Paper No. 208-2
Presentation Time: 2:00 PM-6:00 PM
RESPONSE OF LATE CRETACEOUS-PALEOCENE RIVERS TO LARAMIDE INTRAFORELAND DEFORMATION AND CONCURRENT CLIMATIC CHANGE: AN EXAMPLE FROM THE RATON BASIN, COLORADO-NEW MEXICO, USA
The Raton Basin of Colorado-New Mexico, USA, hosts a thick succession (4.5 km or 15,000 ft) of marine and continental strata that were deposited during regression of the Western Interior Seaway and the onset of intraforeland deformation in the southeastern Laramide province. We use observations of fluvial channel architecture and trends in sediment provenance from deposits of the Upper Cretaceous-Paleocene Raton and Poison Canyon Formations to investigate the effects of Laramide uplift and concurrent climatic patterns on fluvial style and regional paleodispersal patterns.
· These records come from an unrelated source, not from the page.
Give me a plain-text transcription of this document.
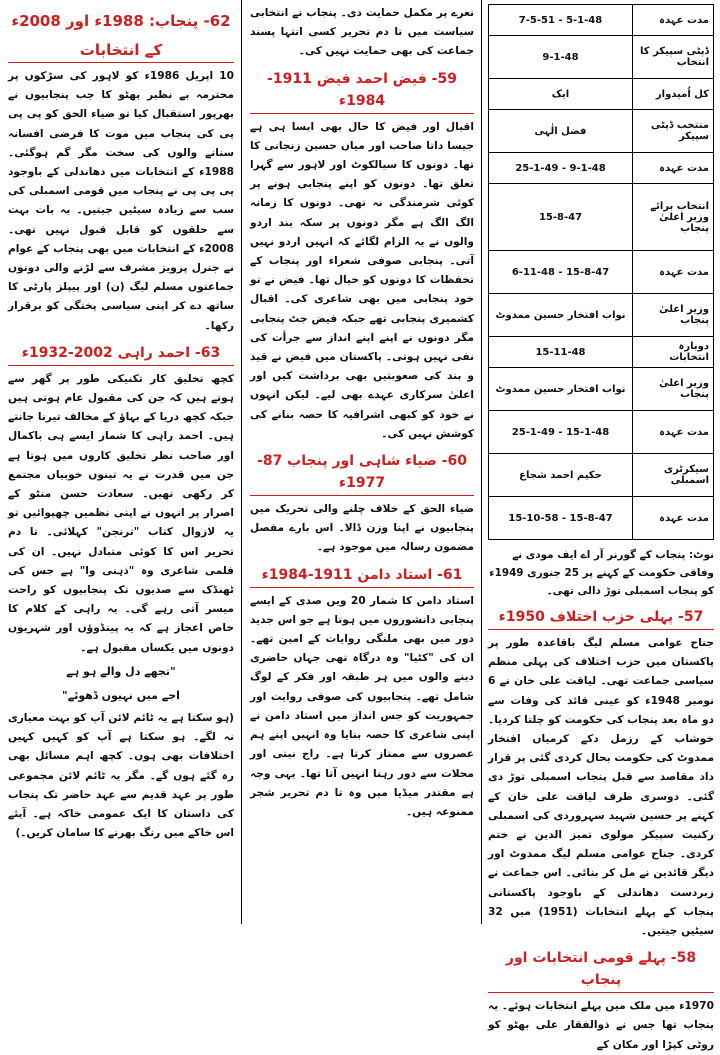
مدت عہدہ	5-1-48 - 7-5-51
ڈپٹی سپیکر کا انتخاب	9-1-48
کل اُمیدوار	ایک
منتخب ڈپٹی سپیکر	فضل الٰہی
مدت عہدہ	9-1-48 - 25-1-49
انتخاب برائے وزیر اعلیٰ پنجاب	15-8-47
مدت عہدہ	15-8-47 - 6-11-48
وزیر اعلیٰ پنجاب	نواب افتخار حسین ممدوٹ
دوبارہ انتخابات	15-11-48
وزیر اعلیٰ پنجاب	نواب افتخار حسین ممدوٹ
مدت عہدہ	15-1-48 - 25-1-49
سیکرٹری اسمبلی	حکیم احمد شجاع
مدت عہدہ	15-8-47 - 15-10-58

نوٹ: پنجاب کے گورنر آر اے ایف مودی نے وفاقی حکومت کے کہنے پر 25 جنوری 1949ء کو پنجاب اسمبلی توڑ دالی تھی۔

57- پہلی حزب اختلاف 1950ء

جناح عوامی مسلم لیگ باقاعدہ طور پر پاکستان میں حزب اختلاف کی پہلی منظم سیاسی جماعت تھی۔ لیاقت علی خان نے 6 نومبر 1948ء کو عینی قائد کی وفات سے دو ماہ بعد پنجاب کی حکومت کو چلتا کردیا۔ خوشاب کے رزمل دکے کرمیاں افتخار ممدوٹ کی حکومت بحال کردی گئی پر قرار داد مقاصد سے قبل پنجاب اسمبلی توڑ دی گئی۔ دوسری طرف لیاقت علی خان کے کہنے پر حسین شہید سہروردی کی اسمبلی رکنیت سپیکر مولوی تمیز الدین نے ختم کردی۔ جناح عوامی مسلم لیگ ممدوٹ اور دیگر قائدین نے مل کر بنائی۔ اس جماعت نے زبردست دھاندلی کے باوجود پاکستانی پنجاب کے پہلے انتخابات (1951) میں 32 سیٹیں جیتیں۔

58- پہلے قومی انتخابات اور پنجاب

1970ء میں ملک میں پہلے انتخابات ہوئے۔ یہ پنجاب تھا جس نے ذوالفقار علی بھٹو کو روٹی کپڑا اور مکان کے

نعرے پر مکمل حمایت دی۔ پنجاب نے انتخابی سیاست میں تا دم تحریر کسی انتہا پسند جماعت کی بھی حمایت نہیں کی۔

59- فیض احمد فیض 1911-1984ء

اقبال اور فیض کا حال بھی ایسا ہی ہے جیسا داتا صاحب اور میاں حسین زنجانی کا تھا۔ دونوں کا سیالکوٹ اور لاہور سے گہرا تعلق تھا۔ دونوں کو اپنے پنجابی ہونے پر کوئی شرمندگی نہ تھی۔ دونوں کا زمانہ الگ الگ ہے مگر دونوں پر سکہ بند اردو والوں نے یہ الزام لگائے کہ انہیں اردو نہیں آتی۔ پنجابی صوفی شعراء اور پنجاب کے تخفظات کا دونوں کو خیال تھا۔ فیض نے تو خود پنجابی میں بھی شاعری کی۔ اقبال کشمیری پنجابی تھے جبکہ فیض جٹ پنجابی مگر دونوں نے اپنے اپنے انداز سے جرأت کی نفی نہیں ہوتی۔ پاکستان میں فیض نے قید و بند کی صعوبتیں بھی برداشت کیں اور اعلیٰ سرکاری عہدے بھی لیے۔ لیکن انہوں نے خود کو کبھی اشرافیہ کا حصہ بنانے کی کوشش نہیں کی۔

60- ضیاء شاہی اور پنجاب 87-1977ء

ضیاء الحق کے خلاف چلنے والی تحریک میں پنجابیوں نے اپنا وزن ڈالا۔ اس بارے مفصل مضمون رسالہ میں موجود ہے۔

61- استاد دامن 1911-1984ء

استاد دامن کا شمار 20 ویں صدی کے ایسے پنجابی دانشوروں میں ہوتا ہے جو اس جدید دور میں بھی ملنگی روایات کے امین تھے۔ ان کی "کٹیا" وہ درگاہ تھی جہاں حاضری دینے والوں میں ہر طبقہ اور فکر کے لوگ شامل تھے۔ پنجابیوں کی صوفی روایت اور جمہوریت کو جس انداز میں استاد دامن نے اپنی شاعری کا حصہ بنایا وہ انہیں اپنے ہم عصروں سے ممتاز کرتا ہے۔ راج نیتی اور محلات سے دور رہنا انہیں آتا تھا۔ یہی وجہ ہے مقتدر میڈیا میں وہ تا دم تحریر شجر ممنوعہ ہیں۔

62- پنجاب: 1988ء اور 2008ء
کے انتخابات

10 اپریل 1986ء کو لاہور کی سڑکوں پر محترمہ بے نظیر بھٹو کا جب پنجابیوں نے بھرپور استقبال کیا تو ضیاء الحق کو پی پی پی کی پنجاب میں موت کا فرضی افسانہ سنانے والوں کی سخت مگر گم ہوگئی۔ 1988ء کے انتخابات میں دھاندلی کے باوجود پی پی پی نے پنجاب میں قومی اسمبلی کی سب سے زیادہ سیٹیں جیتیں۔ یہ بات بہت سے حلقوں کو قابل قبول نہیں تھی۔ 2008ء کے انتخابات میں بھی پنجاب کے عوام نے جنرل پرویز مشرف سے لڑنے والی دونوں جماعتوں مسلم لیگ (ن) اور پیپلز پارٹی کا ساتھ دے کر اپنی سیاسی پختگی کو برقرار رکھا۔

63- احمد راہی 2002-1932ء

کچھ تخلیق کار تکنیکی طور پر گھر سے ہوتے ہیں کہ جن کی مقبول عام ہوتی ہیں جبکہ کچھ دریا کے بہاؤ کے مخالف تیرنا جانتے ہیں۔ احمد راہی کا شمار ایسے ہی باکمال اور صاحب نظر تخلیق کاروں میں ہوتا ہے جن میں قدرت نے یہ تینوں خوبیاں مجتمع کر رکھی تھیں۔ سعادت حسن منٹو کے اصرار پر انہوں نے اپنی نظمیں چھپوائیں تو یہ لازوال کتاب "ترنجن" کہلائی۔ تا دم تحریر اس کا کوئی متبادل نہیں۔ ان کی فلمی شاعری وہ "ذہنی وا" ہے جس کی ٹھنڈک سے صدیوں تک پنجابیوں کو راحت میسر آتی رہے گی۔ یہ راہی کے کلام کا خاص اعجاز ہے کہ یہ پینڈوؤں اور شہریوں دونوں میں یکساں مقبول ہے۔

"تجھے دل والے ہو ہے

اجے میں نہیوں ڈھوئے"

(ہو سکتا ہے یہ ٹائم لائن آپ کو بہت معیاری نہ لگے۔ ہو سکتا ہے آپ کو کہیں کہیں اختلافات بھی ہوں۔ کچھ اہم مسائل بھی رہ گئے ہوں گے۔ مگر یہ ٹائم لائن مجموعی طور پر عہد قدیم سے عہد حاضر تک پنجاب کی داستان کا ایک عمومی خاکہ ہے۔ آیئے اس خاکے میں رنگ بھرنے کا سامان کریں۔)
Fluvial deposits in both formations record the presence of sinuous channel systems. However, fluvial channels of the Raton Formation formed in ever-wet environments and were affected by steady discharge, whereas fluvial channels of the overlying Poison Canyon Formation formed in drier environments and were affected by variable discharge. We interpret this transition to accompany the progradation of fluvial fans across the Raton Basin, which occurred in the wake of increasing climatic variability during Paleocene time. Detrital zircon data from the studied interval demonstrate a transition from distant to local sediment sources, further reflecting the progradation of locally sourced fluvial fans across the basin. While prior work has suggested the influence of Laramide uplift on deposition in the Raton Basin as early as the Campanian (ca. 75 Ma), we argue that Laramide deformation did not exert significant control on subsidence patterns until deposition of the Raton Formation (ca. 65 Ma), and that prominent basin-bounding topography did not develop until deposition of the Paleocene Poison Canyon Formation (ca. 60 Ma).